Я пригляделся к нему, особенно к лицу. Он был снова похож на слона, и снова тихие слоновьи слезы вынужденного воздержания начинали прорезать борозды на его округлых щеках. А я-то думал, что слоны могут продержаться значительно дольше, чем всего одну неделю.
— Инфантик, не грусти, все путем, — подбодрил я его. — Ты мне одиноким слоном больше нравишься, чем Маниным поэтом.
— Это точно, слоном быть куда лучше, — согласился Инфант. — К тому же стада серых собратьев всегда рыскают в округе. — Он подумал. — Да и сосестры тоже рыскают. И они рано или поздно откликнутся на мой трубный зов.
Тут Инфант поднял морду вверх и затрубил в воздух своим коротким, но звонким хоботом. Что ясно говорило о том, что Инфант снова зачудил. А значит, реабилитация удалась: он вновь становился самим собой — выздоравливающим, нормальным Инфантом.
Глава 12 17 страниц после кульминации
— Кстати, о Мане, — перевел Илюха тему со слонов на женщин. — Чего-то Жеки не видать не слыхать. Ты, стариканчик, ее не наблюдал? Как она там держится, не надоели ей аномальные однополые отношения? Все-таки молодчина она, жертвенная натура, ради товарища себя на пожалела, грудью амбразуру накрыла.
— Откуда мы знаем, чем именно она накрыла? — проявил философское сомнение Инфант. — Да и не такая уж там амбразура…
— Да не важно, — отмел сомнение в сторону Б. Бородов. — Главное, характер проявила, а мы в ней еще сомневались. Стыдно нам должно быть всем. Ведь чтобы женщину так быстро соблазнить, для этого особая притягательность нужна. Особенно если соблазняет ее другая женщина.
Тут мы все закивали головами, соглашаясь.
— В общем, ты ей, Инфант, обязан. Такой удар хрупкая девушка на себя приняла, наверняка даже хвостика не пожалела. Так как она, стариканер? — снова обратился ко мне Илюха. — Как первый опыт? Небось, по горло опротивело ей лесбиянство?
— Да как сказать… — Я тоже отпил из стакана.
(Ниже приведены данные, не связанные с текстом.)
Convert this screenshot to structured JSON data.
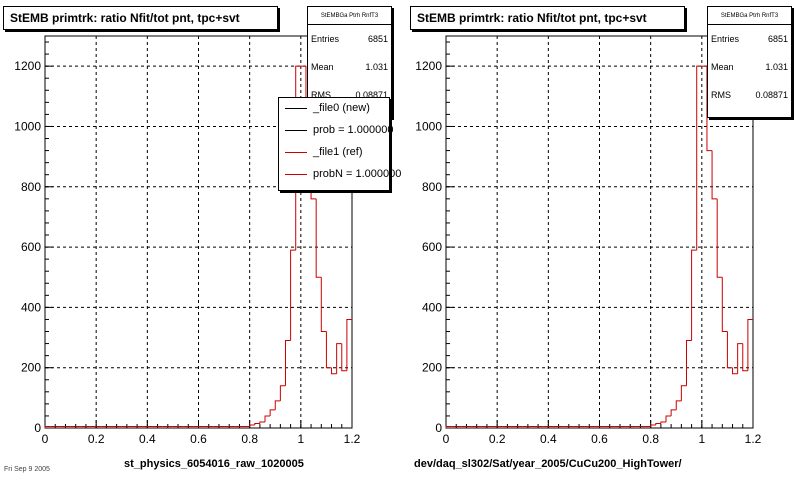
{
  "panels": [
    {
      "title": "StEMB primtrk: ratio Nfit/tot pnt, tpc+svt",
      "stats": {
        "name": "StEMBGa Ptrh RnfT3",
        "entries_label": "Entries",
        "entries": "6851",
        "mean_label": "Mean",
        "mean": "1.031",
        "rms_label": "RMS",
        "rms": "0.08871"
      },
      "legend": [
        {
          "label": "_file0 (new)",
          "color": "#000000"
        },
        {
          "label": "prob = 1.000000",
          "color": "#000000"
        },
        {
          "label": "_file1 (ref)",
          "color": "#cc0000"
        },
        {
          "label": "probN = 1.000000",
          "color": "#cc0000"
        }
      ],
      "footer": "st_physics_6054016_raw_1020005"
    },
    {
      "title": "StEMB primtrk: ratio Nfit/tot pnt, tpc+svt",
      "stats": {
        "name": "StEMBGa Ptrh RnfT3",
        "entries_label": "Entries",
        "entries": "6851",
        "mean_label": "Mean",
        "mean": "1.031",
        "rms_label": "RMS",
        "rms": "0.08871"
      },
      "footer": "dev/daq_sl302/Sat/year_2005/CuCu200_HighTower/"
    }
  ],
  "stamp": "Fri Sep 9 2005",
  "colors": {
    "histogram": "#cc0000",
    "grid": "#000000"
  },
  "chart_data": [
    {
      "type": "bar",
      "title": "StEMB primtrk: ratio Nfit/tot pnt, tpc+svt",
      "xlabel": "st_physics_6054016_raw_1020005",
      "ylabel": "",
      "xlim": [
        0,
        1.2
      ],
      "ylim": [
        0,
        1300
      ],
      "xticks": [
        "0",
        "0.2",
        "0.4",
        "0.6",
        "0.8",
        "1",
        "1.2"
      ],
      "yticks": [
        "0",
        "200",
        "400",
        "600",
        "800",
        "1000",
        "1200"
      ],
      "grid": true,
      "bin_width": 0.02,
      "bin_edges_start": 0.0,
      "values": [
        5,
        5,
        5,
        5,
        5,
        5,
        5,
        5,
        5,
        5,
        5,
        5,
        5,
        5,
        5,
        5,
        5,
        5,
        5,
        5,
        5,
        5,
        5,
        5,
        5,
        5,
        5,
        5,
        5,
        5,
        5,
        5,
        5,
        5,
        5,
        5,
        5,
        5,
        5,
        5,
        10,
        15,
        20,
        40,
        60,
        90,
        140,
        290,
        590,
        1200,
        1200,
        920,
        760,
        500,
        320,
        200,
        180,
        280,
        190,
        360
      ],
      "series": [
        {
          "name": "_file0 (new)",
          "color": "#000000"
        },
        {
          "name": "_file1 (ref)",
          "color": "#cc0000"
        }
      ]
    },
    {
      "type": "bar",
      "title": "StEMB primtrk: ratio Nfit/tot pnt, tpc+svt",
      "xlabel": "dev/daq_sl302/Sat/year_2005/CuCu200_HighTower/",
      "ylabel": "",
      "xlim": [
        0,
        1.2
      ],
      "ylim": [
        0,
        1300
      ],
      "xticks": [
        "0",
        "0.2",
        "0.4",
        "0.6",
        "0.8",
        "1",
        "1.2"
      ],
      "yticks": [
        "0",
        "200",
        "400",
        "600",
        "800",
        "1000",
        "1200"
      ],
      "grid": true,
      "bin_width": 0.02,
      "bin_edges_start": 0.0,
      "values": [
        5,
        5,
        5,
        5,
        5,
        5,
        5,
        5,
        5,
        5,
        5,
        5,
        5,
        5,
        5,
        5,
        5,
        5,
        5,
        5,
        5,
        5,
        5,
        5,
        5,
        5,
        5,
        5,
        5,
        5,
        5,
        5,
        5,
        5,
        5,
        5,
        5,
        5,
        5,
        5,
        10,
        15,
        20,
        40,
        60,
        90,
        140,
        290,
        590,
        1200,
        1200,
        920,
        760,
        500,
        320,
        200,
        180,
        280,
        190,
        360
      ]
    }
  ]
}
Потом не спеша разлил всем по новой, потому что моему ответу требовалась пауза. — В общем, незадача с Жекой, похоже, выходит.
— А в чем дело? — поинтересовались товарищи.
— Отказалась от нас Жека.
— Чего-чего? — не поняли они.
— Да, полностью отказалась. Сказала, что мы жалкое подобие.
— Чего подобие? — спросил незатейливый Инфант. Который, судя по развивающейся прямо на глазах незатейливости, все выздоравливал и выздоравливал.
— Все мы? — задал другой, более конкретный вопрос Илюха.